BIG PHARMA IS DYING
Every year it is taking more time and money to develop new drugs. The development of CRISPR gene editing technologies are giving Big Pharma their best shot at treating single-gene diseases (cystic fibrosis, sickle-cell anemia, etc). But most of us do not have single-gene diseases. For investors CRISPR will be a cost-sink with small profits, and Big Pharma will continue to die.
Figure 1. Overall trend in Pharma R & D efficiency (inflation-adjusted) – Nature Reviews, March 2012. When an industry has command of its science, the products they produce become faster, smaller, and cheaper over time. With Big Pharma the trend is the opposite. It currently averages 10-15 years and 2.6 billion dollars to bring a drug to market. Most of these drugs have potentially serious side effects.
The vast majority of chronic patients are older individuals who suffer from age related diseases such as heart attacks, cancer, or dementia.
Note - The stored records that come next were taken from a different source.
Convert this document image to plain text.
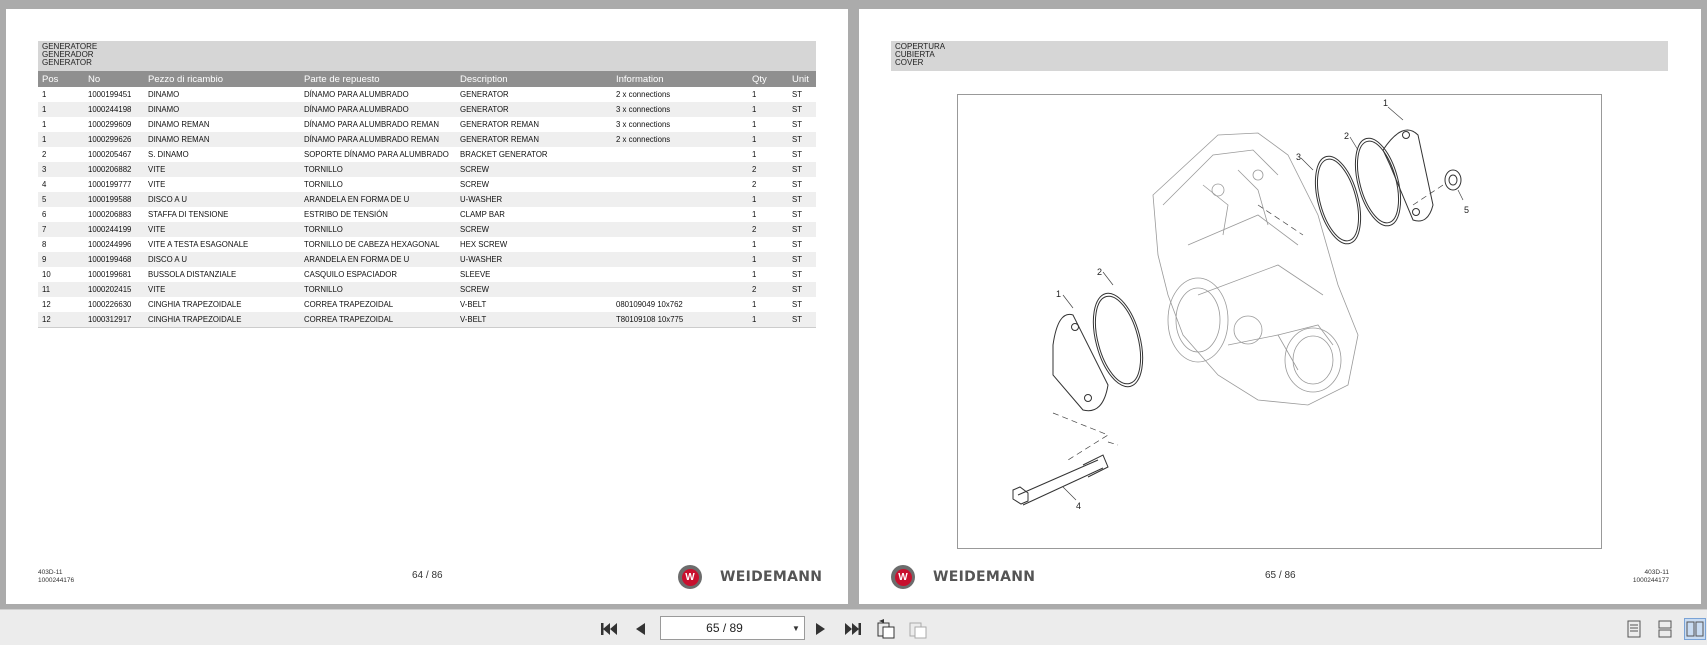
GENERATORE
GENERADOR
GENERATOR
Pos	No	Pezzo di ricambio	Parte de repuesto	Description	Information	Qty	Unit
1	1000199451	DINAMO	DÍNAMO PARA ALUMBRADO	GENERATOR	2 x connections	1	ST
1	1000244198	DINAMO	DÍNAMO PARA ALUMBRADO	GENERATOR	3 x connections	1	ST
1	1000299609	DINAMO REMAN	DÍNAMO PARA ALUMBRADO REMAN	GENERATOR REMAN	3 x connections	1	ST
1	1000299626	DINAMO REMAN	DÍNAMO PARA ALUMBRADO REMAN	GENERATOR REMAN	2 x connections	1	ST
2	1000205467	S. DINAMO	SOPORTE DÍNAMO PARA ALUMBRADO	BRACKET GENERATOR		1	ST
3	1000206882	VITE	TORNILLO	SCREW		2	ST
4	1000199777	VITE	TORNILLO	SCREW		2	ST
5	1000199588	DISCO A U	ARANDELA EN FORMA DE U	U-WASHER		1	ST
6	1000206883	STAFFA DI TENSIONE	ESTRIBO DE TENSIÓN	CLAMP BAR		1	ST
7	1000244199	VITE	TORNILLO	SCREW		2	ST
8	1000244996	VITE A TESTA ESAGONALE	TORNILLO DE CABEZA HEXAGONAL	HEX SCREW		1	ST
9	1000199468	DISCO A U	ARANDELA EN FORMA DE U	U-WASHER		1	ST
10	1000199681	BUSSOLA DISTANZIALE	CASQUILO ESPACIADOR	SLEEVE		1	ST
11	1000202415	VITE	TORNILLO	SCREW		2	ST
12	1000226630	CINGHIA TRAPEZOIDALE	CORREA TRAPEZOIDAL	V-BELT	080109049 10x762	1	ST
12	1000312917	CINGHIA TRAPEZOIDALE	CORREA TRAPEZOIDAL	V-BELT	T80109108 10x775	1	ST
403D-11
1000244176	64 / 86	W WEIDEMANN
COPERTURA
CUBIERTA
COVER
1
2
3
1
2
5
4
W WEIDEMANN	65 / 86	403D-11
1000244177
65 / 89	▼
All of these are due to the influence of many genes and sometimes many poor choices, from smoking to consuming junk calories.
That is why there is a new wave of companies based on the combination of omic (genomic, transcriptomic, metabolomic, etc.) technologies and artificial intelligence (AI) to sort through the hundreds of genes and triggers of chronic disease. But they will fail too.
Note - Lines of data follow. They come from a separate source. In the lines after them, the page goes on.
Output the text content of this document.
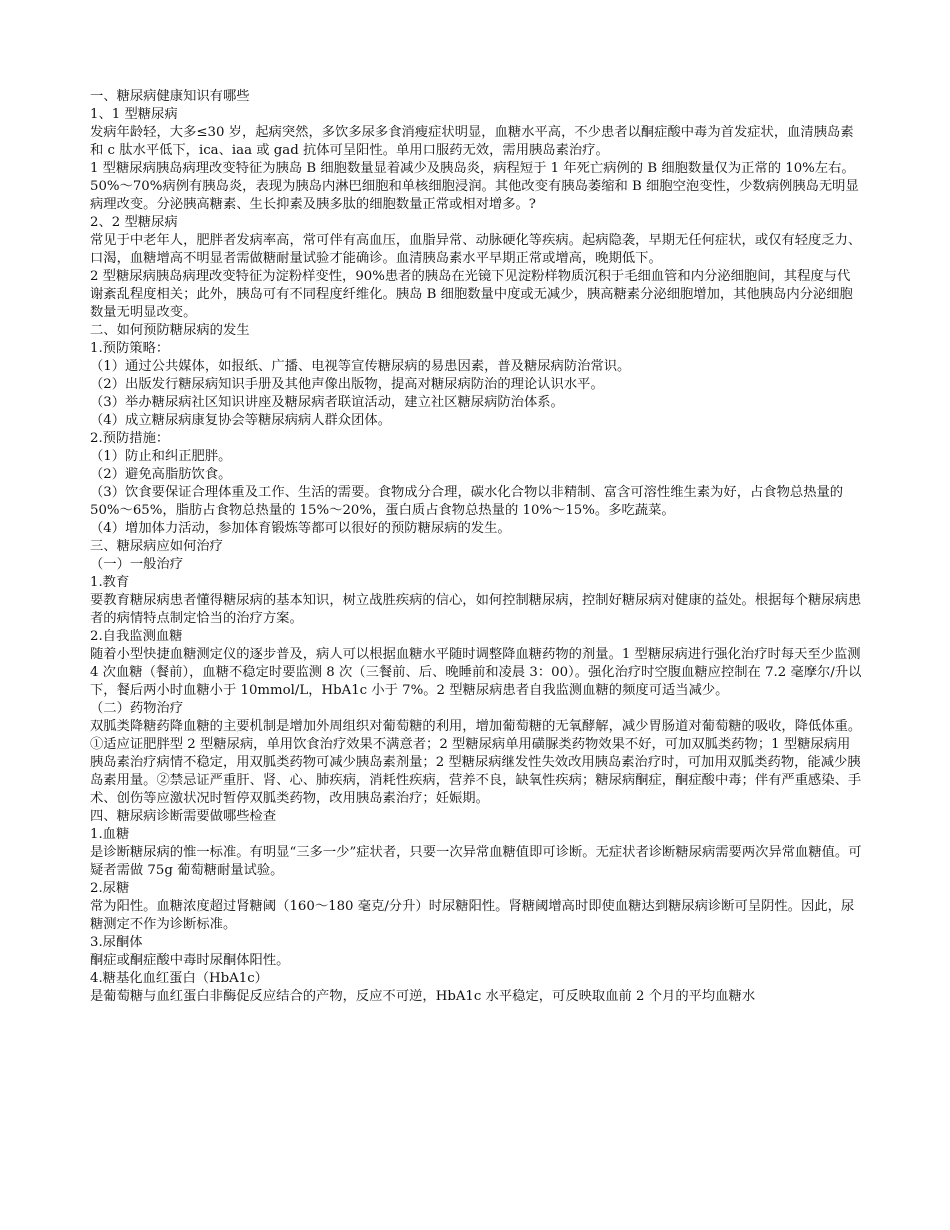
一、糖尿病健康知识有哪些

1、1 型糖尿病

发病年龄轻，大多≤30 岁，起病突然，多饮多尿多食消瘦症状明显，血糖水平高，不少患者以酮症酸中毒为首发症状，血清胰岛素和 c 肽水平低下，ica、iaa 或 gad 抗体可呈阳性。单用口服药无效，需用胰岛素治疗。

1 型糖尿病胰岛病理改变特征为胰岛 B 细胞数量显着减少及胰岛炎，病程短于 1 年死亡病例的 B 细胞数量仅为正常的 10%左右。50%～70%病例有胰岛炎，表现为胰岛内淋巴细胞和单核细胞浸润。其他改变有胰岛萎缩和 B 细胞空泡变性，少数病例胰岛无明显病理改变。分泌胰高糖素、生长抑素及胰多肽的细胞数量正常或相对增多。?

2、2 型糖尿病

常见于中老年人，肥胖者发病率高，常可伴有高血压，血脂异常、动脉硬化等疾病。起病隐袭，早期无任何症状，或仅有轻度乏力、口渴，血糖增高不明显者需做糖耐量试验才能确诊。血清胰岛素水平早期正常或增高，晚期低下。

2 型糖尿病胰岛病理改变特征为淀粉样变性，90%患者的胰岛在光镜下见淀粉样物质沉积于毛细血管和内分泌细胞间，其程度与代谢紊乱程度相关；此外，胰岛可有不同程度纤维化。胰岛 B 细胞数量中度或无减少，胰高糖素分泌细胞增加，其他胰岛内分泌细胞数量无明显改变。

二、如何预防糖尿病的发生

1.预防策略：

（1）通过公共媒体，如报纸、广播、电视等宣传糖尿病的易患因素，普及糖尿病防治常识。

（2）出版发行糖尿病知识手册及其他声像出版物，提高对糖尿病防治的理论认识水平。

（3）举办糖尿病社区知识讲座及糖尿病者联谊活动，建立社区糖尿病防治体系。

（4）成立糖尿病康复协会等糖尿病病人群众团体。

2.预防措施：

（1）防止和纠正肥胖。

（2）避免高脂肪饮食。

（3）饮食要保证合理体重及工作、生活的需要。食物成分合理，碳水化合物以非精制、富含可溶性维生素为好，占食物总热量的 50%～65%，脂肪占食物总热量的 15%～20%，蛋白质占食物总热量的 10%～15%。多吃蔬菜。

（4）增加体力活动，参加体育锻炼等都可以很好的预防糖尿病的发生。

三、糖尿病应如何治疗

（一）一般治疗

1.教育

要教育糖尿病患者懂得糖尿病的基本知识，树立战胜疾病的信心，如何控制糖尿病，控制好糖尿病对健康的益处。根据每个糖尿病患者的病情特点制定恰当的治疗方案。

2.自我监测血糖

随着小型快捷血糖测定仪的逐步普及，病人可以根据血糖水平随时调整降血糖药物的剂量。1 型糖尿病进行强化治疗时每天至少监测 4 次血糖（餐前），血糖不稳定时要监测 8 次（三餐前、后、晚睡前和凌晨 3：00）。强化治疗时空腹血糖应控制在 7.2 毫摩尔/升以下，餐后两小时血糖小于 10mmol/L，HbA1c 小于 7%。2 型糖尿病患者自我监测血糖的频度可适当减少。

（二）药物治疗

双胍类降糖药降血糖的主要机制是增加外周组织对葡萄糖的利用，增加葡萄糖的无氧酵解，减少胃肠道对葡萄糖的吸收，降低体重。①适应证肥胖型 2 型糖尿病，单用饮食治疗效果不满意者；2 型糖尿病单用磺脲类药物效果不好，可加双胍类药物；1 型糖尿病用胰岛素治疗病情不稳定，用双胍类药物可减少胰岛素剂量；2 型糖尿病继发性失效改用胰岛素治疗时，可加用双胍类药物，能减少胰岛素用量。②禁忌证严重肝、肾、心、肺疾病，消耗性疾病，营养不良，缺氧性疾病；糖尿病酮症，酮症酸中毒；伴有严重感染、手术、创伤等应激状况时暂停双胍类药物，改用胰岛素治疗；妊娠期。

四、糖尿病诊断需要做哪些检查

1.血糖

是诊断糖尿病的惟一标准。有明显“三多一少”症状者，只要一次异常血糖值即可诊断。无症状者诊断糖尿病需要两次异常血糖值。可疑者需做 75g 葡萄糖耐量试验。

2.尿糖

常为阳性。血糖浓度超过肾糖阈（160～180 毫克/分升）时尿糖阳性。肾糖阈增高时即使血糖达到糖尿病诊断可呈阴性。因此，尿糖测定不作为诊断标准。

3.尿酮体

酮症或酮症酸中毒时尿酮体阳性。

4.糖基化血红蛋白（HbA1c）

是葡萄糖与血红蛋白非酶促反应结合的产物，反应不可逆，HbA1c 水平稳定，可反映取血前 2 个月的平均血糖水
Why? Because they do not have enough omic signal. Except for those afflicted by single-gene diseases and deadly pathogens, aging people are not that different from each other. So their omic signals do not vary enough for the AI software to parse such signals at depth.
Lyceum has far more omic power at its command. How? We use evolution to create extreme animals. Some are extremely healthy with long life spans. Some are weak with short life spans. Then we use these animals to penetrate the omics of chronic disease like no other company can.
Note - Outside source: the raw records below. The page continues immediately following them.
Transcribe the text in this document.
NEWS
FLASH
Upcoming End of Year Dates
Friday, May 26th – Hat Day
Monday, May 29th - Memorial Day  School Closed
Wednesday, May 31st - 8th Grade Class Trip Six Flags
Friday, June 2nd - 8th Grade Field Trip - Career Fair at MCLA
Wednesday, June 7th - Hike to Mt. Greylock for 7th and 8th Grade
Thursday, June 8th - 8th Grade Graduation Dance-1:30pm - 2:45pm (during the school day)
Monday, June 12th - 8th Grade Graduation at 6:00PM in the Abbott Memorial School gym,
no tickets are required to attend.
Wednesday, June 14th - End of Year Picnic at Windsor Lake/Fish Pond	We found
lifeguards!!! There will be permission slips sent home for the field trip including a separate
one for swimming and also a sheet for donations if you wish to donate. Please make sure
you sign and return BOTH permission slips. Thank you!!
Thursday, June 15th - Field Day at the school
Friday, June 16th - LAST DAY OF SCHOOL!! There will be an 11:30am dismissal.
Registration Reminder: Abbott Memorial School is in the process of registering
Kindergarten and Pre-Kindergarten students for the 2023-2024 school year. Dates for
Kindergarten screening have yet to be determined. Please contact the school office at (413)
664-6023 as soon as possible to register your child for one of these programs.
We strip genomes and transcriptomes naked, so we can see what they do. Knowing what they do makes developing new drugs for chronic disease feasible, if not straightforward.
Lyceum can develop a generation of drugs that will increase quality of life. These drugs could serve more than a billion patients now suffering from diseases of aging. While improving patient lives, Lyceum will reap the financial benefits of being a leader in pharmaceutical research and development.